You can customize Litterate's output with command line arguments (run `litterate --help` to see options), or with a configuration file, which you can pass to `litterate` with the `--config` command line option.

### Usage with npm scripts

Generally, you'll want to have a configuration you use for your project, and a simple way to run Litterate. For this, one option is to have an npm script that runs Litterate with a configuration file in your project. For example, we may have an npm script:

```js
...
"scripts": {
"docs": "litterate --config litterate.config.js",
},
...
```

With this script, running `npm run docs` or `yarn docs` will run Litterate from your NPM dependencies, with the config file you specified. If you use Litterate this way, there's no need to install Litterate globally; just make sure Litterate is installed for your project as a dependency or devDependency.

## Configuration options

Save your configuration in a file, say `litterate.config.js`, and call Litterate with the config with `litterate --config litterate.config.js`. An example configuration file (the one Litterate uses for itself) is in the repo, at `./litterate.config.js`.

### `name`

Name of your project, which shows up as the header and title of the generated documentation site.

### `description`

Description text for your project, shown in the generated site. You can use full Markdown in the description. Litterate uses `marked` to parse Markdown.

### `files`

An array of file paths to annotate. You can specify file paths as full paths or [glob patterns](https://en.wikipedia.org/wiki/Glob_(programming)). On the main page of the generated site, links to individual files will show up in the order they're listed here.

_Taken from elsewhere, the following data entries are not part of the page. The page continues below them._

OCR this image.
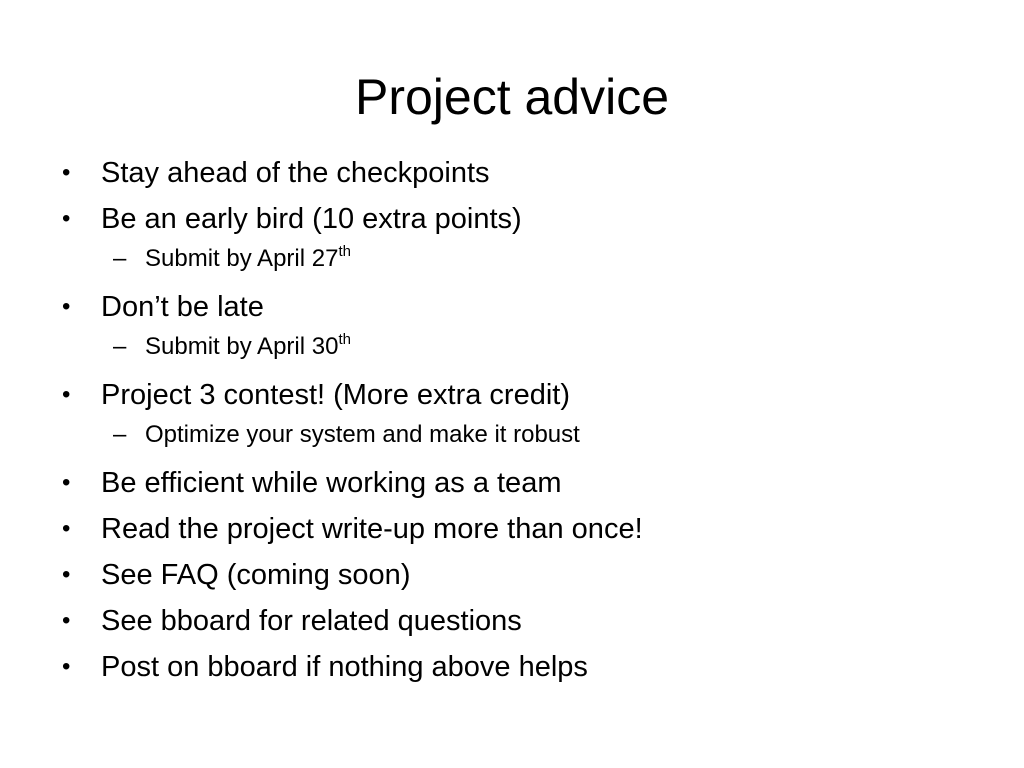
Project advice
• Stay ahead of the checkpoints
• Be an early bird (10 extra points)
– Submit by April 27th
• Don’t be late
– Submit by April 30th
• Project 3 contest! (More extra credit)
– Optimize your system and make it robust
• Be efficient while working as a team
• Read the project write-up more than once!
• See FAQ (coming soon)
• See bboard for related questions
• Post on bboard if nothing above helps
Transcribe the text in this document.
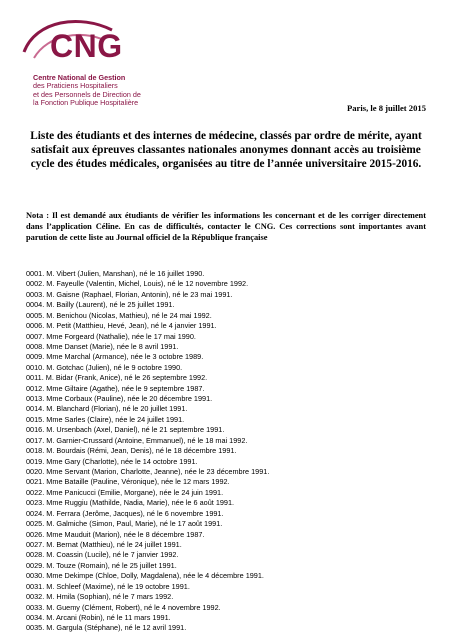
CNG
Centre National de Gestion
des Praticiens Hospitaliers
et des Personnels de Direction de
la Fonction Publique Hospitalière
Paris, le 8 juillet 2015
Liste des étudiants et des internes de médecine, classés par ordre de mérite, ayant satisfait aux épreuves classantes nationales anonymes donnant accès au troisième cycle des études médicales, organisées au titre de l’année universitaire 2015-2016.
Nota : Il est demandé aux étudiants de vérifier les informations les concernant et de les corriger directement dans l’application Céline. En cas de difficultés, contacter le CNG. Ces corrections sont importantes avant parution de cette liste au Journal officiel de la République française
0001. M. Vibert (Julien, Manshan), né le 16 juillet 1990.
0002. M. Fayeulle (Valentin, Michel, Louis), né le 12 novembre 1992.
0003. M. Gaisne (Raphael, Florian, Antonin), né le 23 mai 1991.
0004. M. Bailly (Laurent), né le 25 juillet 1991.
0005. M. Benichou (Nicolas, Mathieu), né le 24 mai 1992.
0006. M. Petit (Matthieu, Hevé, Jean), né le 4 janvier 1991.
0007. Mme Forgeard (Nathalie), née le 17 mai 1990.
0008. Mme Danset (Marie), née le 8 avril 1991.
0009. Mme Marchal (Armance), née le 3 octobre 1989.
0010. M. Gotchac (Julien), né le 9 octobre 1990.
0011. M. Bidar (Frank, Anice), né le 26 septembre 1992.
0012. Mme Giltaire (Agathe), née le 9 septembre 1987.
0013. Mme Corbaux (Pauline), née le 20 décembre 1991.
0014. M. Blanchard (Florian), né le 20 juillet 1991.
0015. Mme Sarles (Claire), née le 24 juillet 1991.
0016. M. Ursenbach (Axel, Daniel), né le 21 septembre 1991.
0017. M. Garnier-Crussard (Antoine, Emmanuel), né le 18 mai 1992.
0018. M. Bourdais (Rémi, Jean, Denis), né le 18 décembre 1991.
0019. Mme Gary (Charlotte), née le 14 octobre 1991.
0020. Mme Servant (Marion, Charlotte, Jeanne), née le 23 décembre 1991.
0021. Mme Bataille (Pauline, Véronique), née le 12 mars 1992.
0022. Mme Panicucci (Emilie, Morgane), née le 24 juin 1991.
0023. Mme Ruggiu (Mathilde, Nadia, Marie), née le 6 août 1991.
0024. M. Ferrara (Jerôme, Jacques), né le 6 novembre 1991.
0025. M. Galmiche (Simon, Paul, Marie), né le 17 août 1991.
0026. Mme Mauduit (Marion), née le 8 décembre 1987.
0027. M. Bernat (Matthieu), né le 24 juillet 1991.
0028. M. Coassin (Lucile), né le 7 janvier 1992.
0029. M. Touze (Romain), né le 25 juillet 1991.
0030. Mme Dekimpe (Chloe, Dolly, Magdalena), née le 4 décembre 1991.
0031. M. Schleef (Maxime), né le 19 octobre 1991.
0032. M. Hmila (Sophian), né le 7 mars 1992.
0033. M. Guemy (Clément, Robert), né le 4 novembre 1992.
0034. M. Arcani (Robin), né le 11 mars 1991.
0035. M. Gargula (Stéphane), né le 12 avril 1991.
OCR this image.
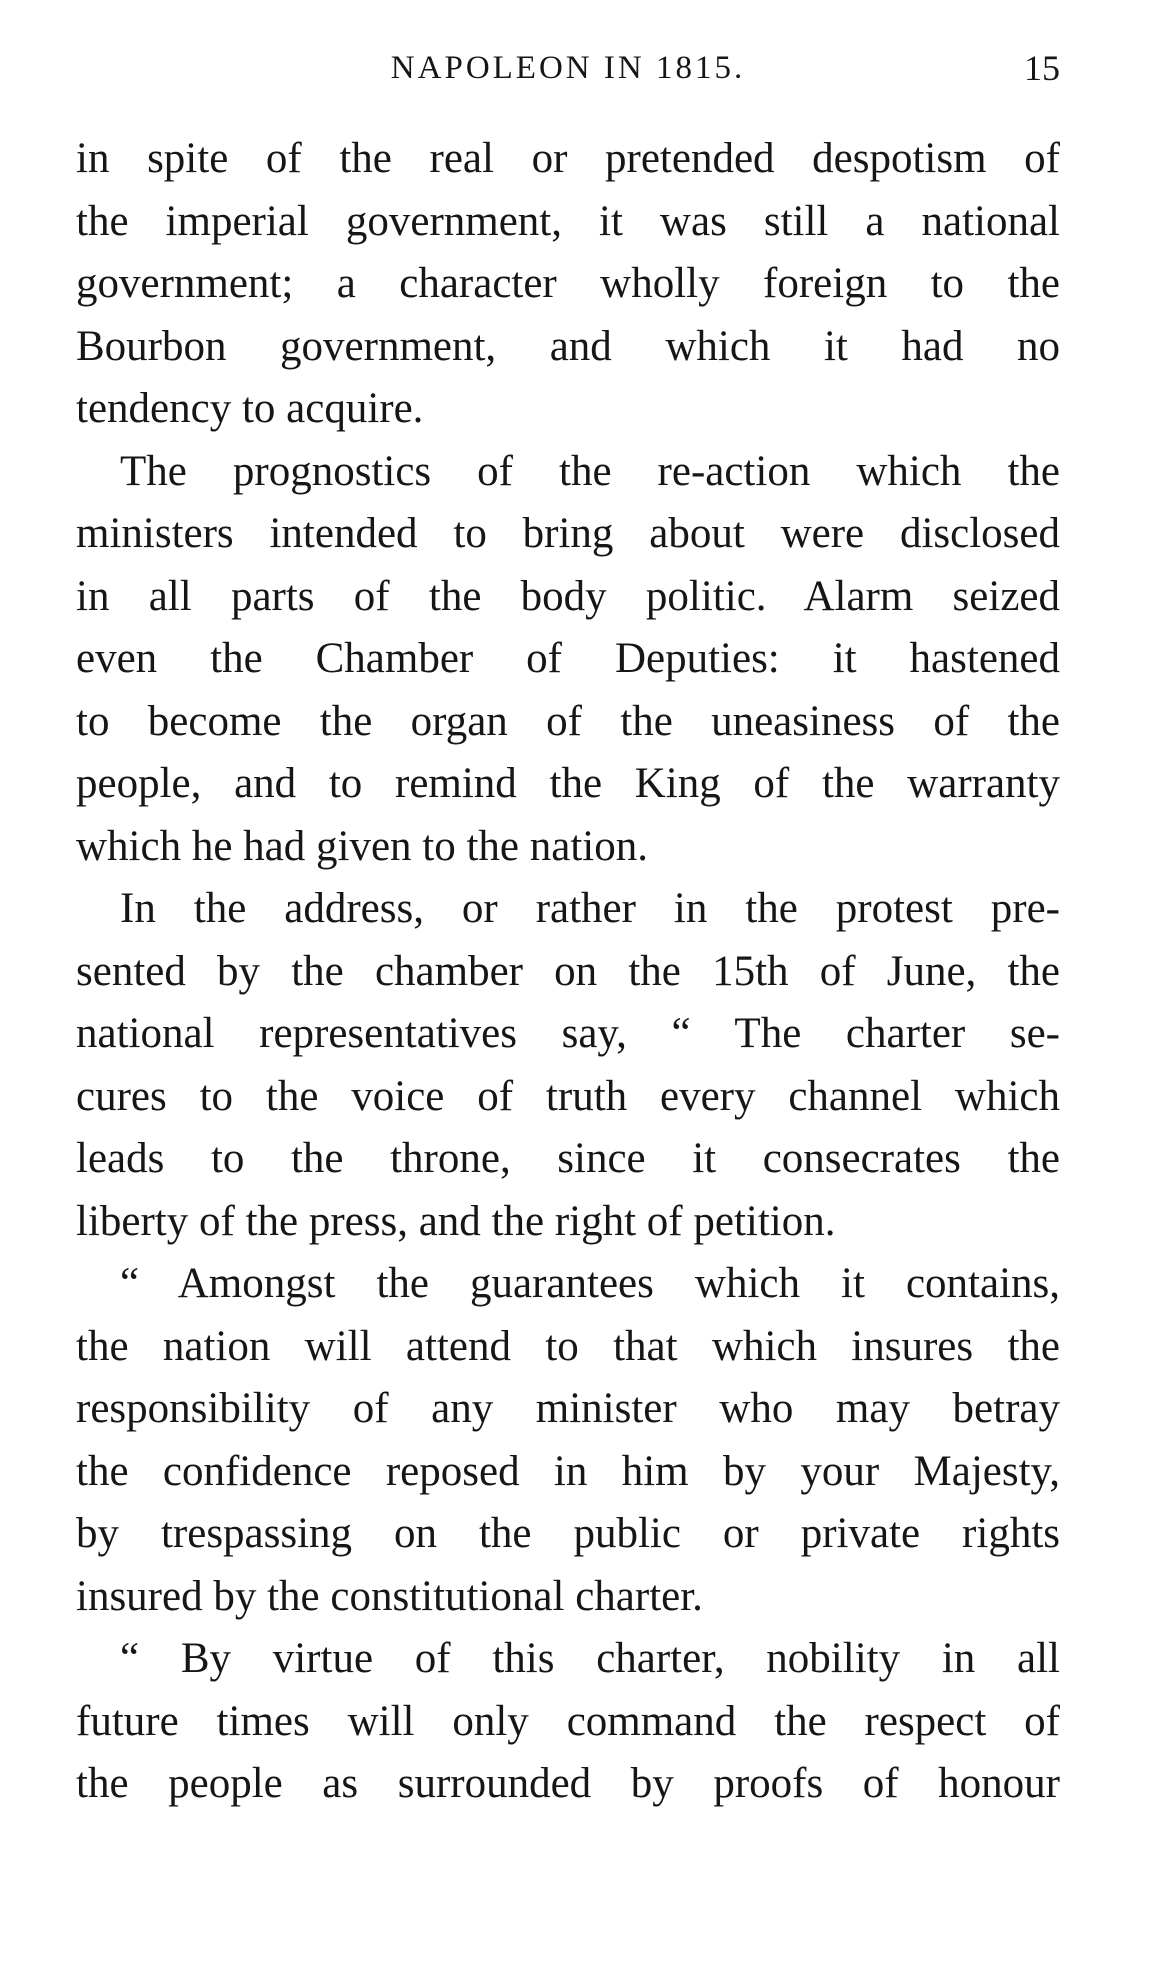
NAPOLEON IN 1815.	15
in spite of the real or pretended despotism of
the imperial government, it was still a national
government; a character wholly foreign to the
Bourbon government, and which it had no
tendency to acquire.
The prognostics of the re-action which the
ministers intended to bring about were disclosed
in all parts of the body politic. Alarm seized
even the Chamber of Deputies: it hastened
to become the organ of the uneasiness of the
people, and to remind the King of the warranty
which he had given to the nation.
In the address, or rather in the protest pre-
sented by the chamber on the 15th of June, the
national representatives say, “ The charter se-
cures to the voice of truth every channel which
leads to the throne, since it consecrates the
liberty of the press, and the right of petition.
“ Amongst the guarantees which it contains,
the nation will attend to that which insures the
responsibility of any minister who may betray
the confidence reposed in him by your Majesty,
by trespassing on the public or private rights
insured by the constitutional charter.
“ By virtue of this charter, nobility in all
future times will only command the respect of
the people as surrounded by proofs of honour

By default, Litterate annotates all files that match `./src/**/*.js`.

### `wrap`

If 0, long lines of source code will never be wrapped. If any other number, Litterate will wrap long lines to the given number of characters per line.

### `baseURL`

By default, the generated website assumes the root URL of the site is '/', but for GitHub Pages and other sites, you may want to set a different base URL for the site. This allows you to set a different site base URL.

### `verbose`

Verbose output while Litterate runs, useful for debugging.

### `output`

Specify a different destination directory for the generated docs site. By default, Litterate writes to `./docs/`.

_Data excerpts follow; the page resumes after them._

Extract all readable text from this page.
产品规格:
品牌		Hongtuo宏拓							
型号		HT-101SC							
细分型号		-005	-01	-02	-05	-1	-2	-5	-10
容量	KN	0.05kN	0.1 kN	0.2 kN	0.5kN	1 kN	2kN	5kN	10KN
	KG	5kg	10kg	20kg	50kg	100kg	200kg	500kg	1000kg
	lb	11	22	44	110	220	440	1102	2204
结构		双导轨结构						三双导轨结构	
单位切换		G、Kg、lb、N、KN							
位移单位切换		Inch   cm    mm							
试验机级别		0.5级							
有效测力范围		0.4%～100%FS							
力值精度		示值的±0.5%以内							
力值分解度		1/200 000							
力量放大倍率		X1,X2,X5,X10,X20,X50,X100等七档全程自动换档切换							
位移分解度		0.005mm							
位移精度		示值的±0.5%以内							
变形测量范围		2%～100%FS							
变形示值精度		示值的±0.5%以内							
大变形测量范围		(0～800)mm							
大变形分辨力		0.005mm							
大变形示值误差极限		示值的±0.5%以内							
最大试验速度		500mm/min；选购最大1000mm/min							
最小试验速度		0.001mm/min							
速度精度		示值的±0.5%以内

### `annotationStartMark` and `annotationContinueMark`

By default, Litterate only counts comment blocks that look like this, as annotation blocks.

```javascript
//> Start of annotation block
// continued annotation block
function add(a, b) {
// comment that isn't counted
return a + b;
}
```

This allows you to write `// TODO` comments and other logistical comments without having them be parsed into Litterate annotations. If you'd rather use a different prefix to mark the start and subsequent lines of Litterate anotation blocks, you can override `annotationStartMark` (defaults to `//>`) and `annotationContinueMark` (defaults to `//`).

If you wanted to count all comments, for example, you could override `annotationStartMark` to `//`.

## Contributing

- `yarn install` to install dependencies (npm should work for these commands too, but the project prefers Yarn and we use a Yarn lockfile.)

- `yarn docs` to run Litterate on itself, with the configuration file in the repo. Note that this generates pages with the `baseURL` set to `/litterate`, for GitHub pages. Run it with `--baseURL /` to use the default root URL.